Mondo
Per un nuovo internazionalismo
L’esempio della Global Flotilla, consapevoli del suo significato in gran parte solo politico e simbolico, può e deve essere esteso altrove dall’Ucraina ai conflitti dimenticati. La denuncia della violenza e la sacralità dell’umano sono universali
Nella nostra società civile, nelle nostre opinioni pubbliche, qual è il metro di giudizio del dolore, dell’empatia, dell’intensità dell’indignazione contro le guerre e le tragedie della storia? Siamo alla gerarchia del male? Un’entità collettiva ha emanato criteri in base ai quali popoli e nazioni possano essere riconosciuti da tutti come vittime e oppressi? E quali sarebbero i criteri? Il numero dei morti? La durata dei conflitti? La visione in diretta dei massacri? La cultura, l’appartenenza etno-nazionale delle vittime? Le responsabilità, le colpe degli stati, dei governi e degli apparati, riconosciute e denunciate sempre e solo quando sono occidentali, europee o americane? Anche questo è un doppio standard. Irricevibile.

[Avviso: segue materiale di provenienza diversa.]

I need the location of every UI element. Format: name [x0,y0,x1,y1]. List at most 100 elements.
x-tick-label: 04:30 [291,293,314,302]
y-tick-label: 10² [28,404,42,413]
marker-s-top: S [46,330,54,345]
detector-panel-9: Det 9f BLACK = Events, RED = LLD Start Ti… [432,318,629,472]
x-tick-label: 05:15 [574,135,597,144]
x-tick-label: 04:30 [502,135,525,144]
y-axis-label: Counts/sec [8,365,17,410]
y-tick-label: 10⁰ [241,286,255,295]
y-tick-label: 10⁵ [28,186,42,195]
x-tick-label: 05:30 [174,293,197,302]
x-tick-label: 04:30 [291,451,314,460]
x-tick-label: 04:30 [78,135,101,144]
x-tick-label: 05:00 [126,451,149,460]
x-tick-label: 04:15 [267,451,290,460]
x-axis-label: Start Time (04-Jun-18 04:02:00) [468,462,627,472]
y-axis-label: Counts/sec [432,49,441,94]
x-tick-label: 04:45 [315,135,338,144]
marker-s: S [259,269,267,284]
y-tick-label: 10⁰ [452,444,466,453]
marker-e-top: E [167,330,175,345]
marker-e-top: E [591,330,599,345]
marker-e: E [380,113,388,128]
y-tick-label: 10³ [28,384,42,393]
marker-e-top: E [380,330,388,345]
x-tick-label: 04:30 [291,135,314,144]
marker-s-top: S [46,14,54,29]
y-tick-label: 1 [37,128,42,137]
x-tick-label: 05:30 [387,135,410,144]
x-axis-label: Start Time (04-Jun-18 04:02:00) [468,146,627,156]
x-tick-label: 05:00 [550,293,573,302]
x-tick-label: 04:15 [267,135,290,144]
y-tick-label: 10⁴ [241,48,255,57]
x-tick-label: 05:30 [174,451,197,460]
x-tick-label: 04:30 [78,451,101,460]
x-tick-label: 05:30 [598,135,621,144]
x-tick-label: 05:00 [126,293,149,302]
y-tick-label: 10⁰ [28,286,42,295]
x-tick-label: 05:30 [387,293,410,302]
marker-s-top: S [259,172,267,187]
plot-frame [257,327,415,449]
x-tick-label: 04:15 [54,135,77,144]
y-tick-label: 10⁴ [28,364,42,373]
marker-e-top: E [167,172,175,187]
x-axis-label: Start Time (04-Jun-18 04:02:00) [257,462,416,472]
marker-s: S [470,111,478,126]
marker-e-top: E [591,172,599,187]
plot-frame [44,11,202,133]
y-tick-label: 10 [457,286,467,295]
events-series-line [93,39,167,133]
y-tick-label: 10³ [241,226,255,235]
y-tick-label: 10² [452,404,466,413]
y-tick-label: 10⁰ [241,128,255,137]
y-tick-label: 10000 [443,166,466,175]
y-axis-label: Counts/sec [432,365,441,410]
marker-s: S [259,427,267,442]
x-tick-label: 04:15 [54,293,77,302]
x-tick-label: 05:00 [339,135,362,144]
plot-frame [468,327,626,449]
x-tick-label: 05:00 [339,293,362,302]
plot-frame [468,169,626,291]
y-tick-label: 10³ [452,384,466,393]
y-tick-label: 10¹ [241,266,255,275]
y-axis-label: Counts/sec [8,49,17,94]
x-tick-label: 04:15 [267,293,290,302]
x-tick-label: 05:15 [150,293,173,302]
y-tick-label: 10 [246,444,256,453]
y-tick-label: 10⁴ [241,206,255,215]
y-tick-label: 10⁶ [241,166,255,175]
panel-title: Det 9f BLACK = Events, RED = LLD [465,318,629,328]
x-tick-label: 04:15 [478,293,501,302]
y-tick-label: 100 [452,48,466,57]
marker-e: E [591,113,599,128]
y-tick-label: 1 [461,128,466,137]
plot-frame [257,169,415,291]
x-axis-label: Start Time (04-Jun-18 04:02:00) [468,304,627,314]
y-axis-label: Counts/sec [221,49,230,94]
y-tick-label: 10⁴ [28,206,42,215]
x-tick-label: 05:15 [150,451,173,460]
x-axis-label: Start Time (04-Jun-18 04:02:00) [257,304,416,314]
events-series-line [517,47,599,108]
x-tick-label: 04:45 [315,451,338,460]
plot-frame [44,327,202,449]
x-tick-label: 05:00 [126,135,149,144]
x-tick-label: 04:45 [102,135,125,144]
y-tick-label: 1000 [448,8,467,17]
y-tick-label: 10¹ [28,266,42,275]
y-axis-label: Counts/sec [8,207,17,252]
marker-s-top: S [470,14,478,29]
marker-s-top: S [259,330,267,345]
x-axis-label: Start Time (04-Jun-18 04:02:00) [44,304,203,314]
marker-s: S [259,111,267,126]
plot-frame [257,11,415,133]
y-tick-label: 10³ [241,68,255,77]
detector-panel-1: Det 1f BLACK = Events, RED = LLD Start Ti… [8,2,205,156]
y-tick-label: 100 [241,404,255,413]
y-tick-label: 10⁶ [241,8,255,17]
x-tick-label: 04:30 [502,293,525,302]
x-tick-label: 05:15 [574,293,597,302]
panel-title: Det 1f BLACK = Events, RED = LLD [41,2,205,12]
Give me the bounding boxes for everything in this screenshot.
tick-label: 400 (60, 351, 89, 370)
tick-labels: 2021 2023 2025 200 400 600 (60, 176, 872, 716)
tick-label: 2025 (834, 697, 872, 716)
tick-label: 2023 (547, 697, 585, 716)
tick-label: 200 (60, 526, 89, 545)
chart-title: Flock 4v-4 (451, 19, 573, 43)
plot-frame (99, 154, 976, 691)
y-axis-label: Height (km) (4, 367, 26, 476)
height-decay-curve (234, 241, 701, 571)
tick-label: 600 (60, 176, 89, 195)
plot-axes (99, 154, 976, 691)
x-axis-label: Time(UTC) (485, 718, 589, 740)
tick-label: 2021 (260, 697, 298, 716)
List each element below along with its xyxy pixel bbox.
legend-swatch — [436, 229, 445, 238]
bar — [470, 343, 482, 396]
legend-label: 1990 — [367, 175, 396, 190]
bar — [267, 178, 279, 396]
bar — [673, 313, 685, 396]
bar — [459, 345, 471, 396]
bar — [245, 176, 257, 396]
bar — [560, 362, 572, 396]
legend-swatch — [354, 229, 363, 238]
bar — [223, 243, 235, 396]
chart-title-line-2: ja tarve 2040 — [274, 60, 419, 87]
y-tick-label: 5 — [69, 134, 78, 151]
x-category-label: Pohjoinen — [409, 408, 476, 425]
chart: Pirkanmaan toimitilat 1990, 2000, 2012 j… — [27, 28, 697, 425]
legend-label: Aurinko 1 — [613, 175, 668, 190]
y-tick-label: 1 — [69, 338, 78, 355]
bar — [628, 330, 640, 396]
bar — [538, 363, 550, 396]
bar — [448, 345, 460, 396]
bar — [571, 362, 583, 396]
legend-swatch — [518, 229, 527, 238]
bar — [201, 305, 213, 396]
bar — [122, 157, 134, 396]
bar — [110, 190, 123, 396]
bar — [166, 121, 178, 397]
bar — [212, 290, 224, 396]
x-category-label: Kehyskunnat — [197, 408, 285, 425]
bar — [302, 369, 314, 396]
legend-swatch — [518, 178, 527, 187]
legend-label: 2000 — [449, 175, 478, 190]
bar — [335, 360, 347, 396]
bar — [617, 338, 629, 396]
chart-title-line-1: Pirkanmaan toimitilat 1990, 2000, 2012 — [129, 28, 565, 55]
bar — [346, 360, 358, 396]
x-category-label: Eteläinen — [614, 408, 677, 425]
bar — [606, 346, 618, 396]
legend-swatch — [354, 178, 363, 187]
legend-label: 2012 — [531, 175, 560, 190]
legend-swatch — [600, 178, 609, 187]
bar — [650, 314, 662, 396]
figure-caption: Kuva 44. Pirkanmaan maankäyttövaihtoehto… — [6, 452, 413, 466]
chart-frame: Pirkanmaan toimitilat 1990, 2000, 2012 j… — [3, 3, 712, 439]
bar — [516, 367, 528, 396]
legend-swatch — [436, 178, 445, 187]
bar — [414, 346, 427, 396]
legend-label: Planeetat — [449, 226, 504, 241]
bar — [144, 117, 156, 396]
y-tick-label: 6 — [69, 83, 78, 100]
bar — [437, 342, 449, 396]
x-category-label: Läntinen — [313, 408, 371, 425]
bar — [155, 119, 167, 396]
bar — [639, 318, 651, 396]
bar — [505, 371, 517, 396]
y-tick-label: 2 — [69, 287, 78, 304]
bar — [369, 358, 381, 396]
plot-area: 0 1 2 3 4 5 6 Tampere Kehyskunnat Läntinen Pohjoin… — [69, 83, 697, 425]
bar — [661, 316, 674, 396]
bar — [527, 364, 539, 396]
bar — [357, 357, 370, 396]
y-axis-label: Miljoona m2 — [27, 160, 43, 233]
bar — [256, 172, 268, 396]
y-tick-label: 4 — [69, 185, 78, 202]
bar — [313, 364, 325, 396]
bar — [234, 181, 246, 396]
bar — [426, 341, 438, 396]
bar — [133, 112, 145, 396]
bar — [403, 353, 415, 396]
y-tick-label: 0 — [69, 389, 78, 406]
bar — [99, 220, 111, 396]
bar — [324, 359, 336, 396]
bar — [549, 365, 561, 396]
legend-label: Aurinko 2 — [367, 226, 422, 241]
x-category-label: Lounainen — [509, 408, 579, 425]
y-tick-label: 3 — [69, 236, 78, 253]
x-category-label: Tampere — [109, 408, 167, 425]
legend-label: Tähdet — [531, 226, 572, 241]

In questa era di guerre totali, di fronte al fallimento e all’impotenza politica delle Nazioni Unite, alla mancanza di un soggetto in grado di garantire il rispetto del diritto internazionale e umanitario, di concordare tregue e prospettive di pacificazione, dove la forza e la volontà di potenza degli stati appaiono incontenibili, l’esempio della Global Flotilla, consapevoli del suo significato in gran parte solo politico e simbolico, può e deve essere esteso altrove: abbiamo bisogno di un nuovo internazionalismo.